Ay Dios, acá va otro para pagar por el primero que fue demasiado corto.

¡Goldie empieza aquí la historia! Es obvia mi emoción, ese niño es mi favorito. Pero bueno, acá les dejo con el capi, espero les guste.


1.- El nuevo cónsul de Dalmasca.

"Una, dos, tres…"

Con calma contaba mentalmente las ratas había matado ese día, frunciendo los labios al seguir aumentando el número. Él no recordaba haber matado tantas, pero era mejor acabar su entrenamiento rápido e ir a la ciudad en busca de su amiga.

Tallándose la sien, juntó el montón de ratas muertas en un costado, haciendo memoria de deshacerse luego de ellas o buscar cual mercante podría comprárselas.
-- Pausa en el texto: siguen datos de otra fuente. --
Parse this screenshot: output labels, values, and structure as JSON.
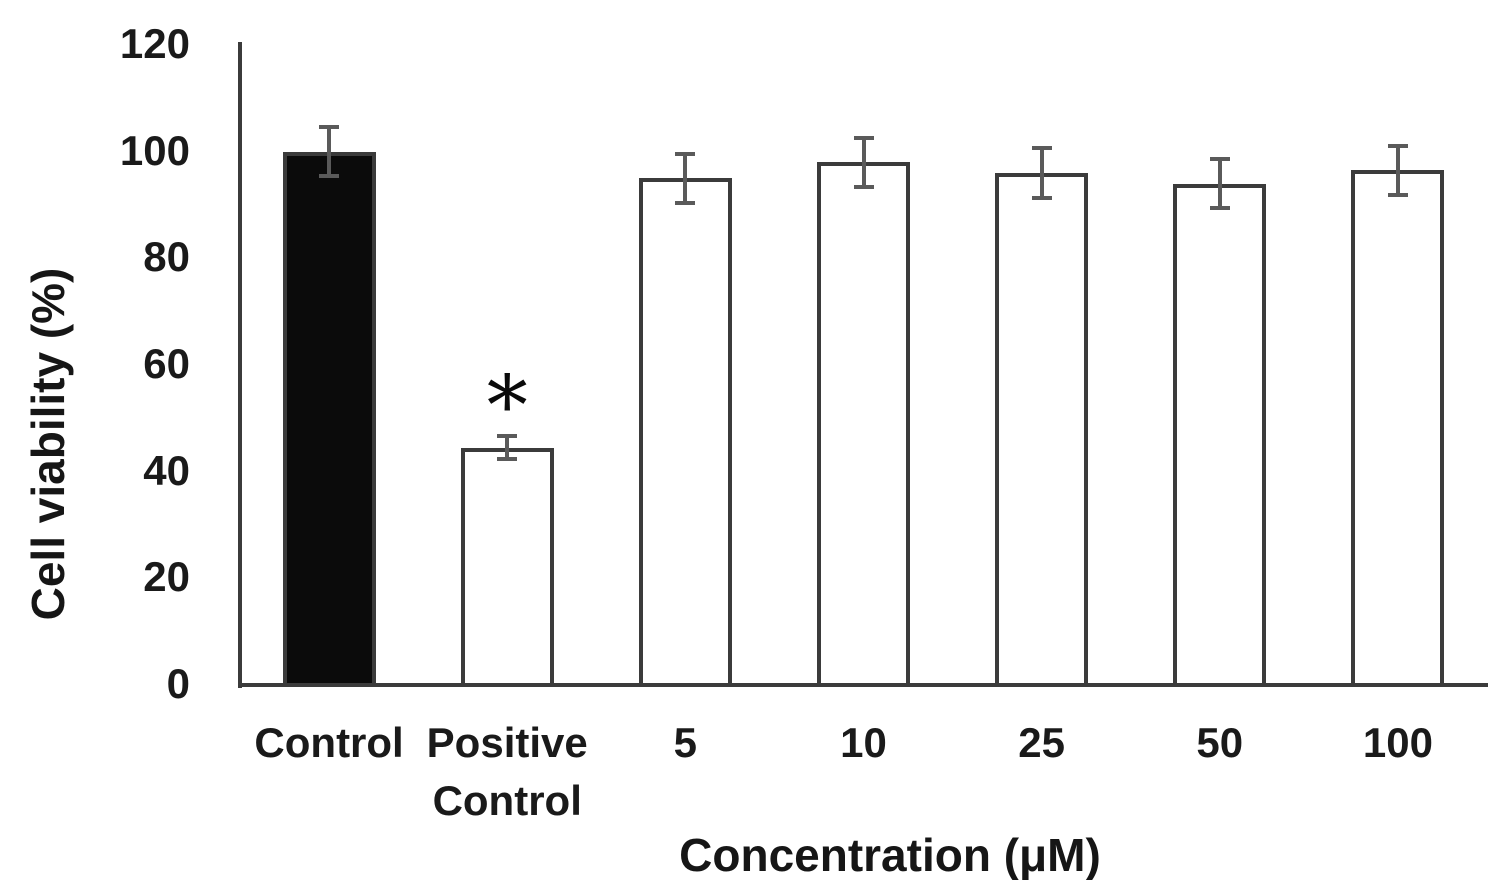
{
  "chart_data": {
    "type": "bar",
    "title": "",
    "xlabel": "Concentration (μM)",
    "ylabel": "Cell viability (%)",
    "ylim": [
      0,
      120
    ],
    "yticks": [
      0,
      20,
      40,
      60,
      80,
      100,
      120
    ],
    "grid": false,
    "legend": "none",
    "categories": [
      "Control",
      "Positive Control",
      "5",
      "10",
      "25",
      "50",
      "100"
    ],
    "values": [
      100,
      44.5,
      95,
      98,
      96,
      94,
      96.5
    ],
    "error_bars": [
      5,
      2.5,
      5,
      5,
      5,
      5,
      5
    ],
    "bar_fills": [
      "#0b0b0b",
      "#ffffff",
      "#ffffff",
      "#ffffff",
      "#ffffff",
      "#ffffff",
      "#ffffff"
    ],
    "annotations": [
      {
        "text": "*",
        "category_index": 1,
        "position": "above-error-bar"
      }
    ],
    "colors": {
      "bar_border": "#3b3b3b",
      "axis": "#3b3b3b",
      "error_bar": "#5a5a5a",
      "text": "#1a1a1a",
      "background": "#ffffff"
    }
  }
}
Aunque se burlaran de él y le llamaran apodos, prefería eso a que las ratas se apoderaran de su hogar.

O como fuese pudiese llamar la zona subterránea de Rabanastre, era su hogar de una u otra manera a pesar de la falta de dignidad.

Y eso era lo más frustrante de todo. Amaba a Rabanastre, era la ciudad donde sus padres y su hermano habían vivido; ellos habían peleado por proteger la capital del reino, pero era obvio no había servido para nada y ahora lo que alguna vez había sido una ciudad orgullosa se había vuelto en un perro faldero del Imperio.

No podían hacer nada peor aún, y eso se notaba en las calles donde los mercantes que vivían en la parte superior de la ciudad no estaban ni un poco mejor que los de la zona subterránea. Siendo abusados por los guardias imperiales para simplemente quitarles o su dinero o su mercancía… o ambas en lo que veía en ese momento.

Cerrando los puños, solo inhaló despacio mientras trataba de ignorar a aquellos hombres en armadura negra gritar a aquel anciano que trataba de bajar el precio lo más podía y evitar problemas, pero cuando a ceros llegó, Gold rechinó los dientes enfurecido al saber a lo que la gente tenía que llegar.

Bajar la cabeza y evitar los problemas pudiesen ellos meterlos, era ridículo. ¿Cómo era que nadie se había levantado contra ellos? Todos en Rabanastre odiaban aquella ocupación, pero al parecer temían demasiado como para poder hacer algo al respecto.

Excepto él, yendo directo a chocar contra aquellos imperiales y disculparse en voz baja para seguir corriendo, escondiéndose a calles lejanas de donde aquellos dos hombres.

La bolsa con dinero en sus manos había sido un pequeño karma para ellos, contando las monedas de oro había dentro del saquillo robado.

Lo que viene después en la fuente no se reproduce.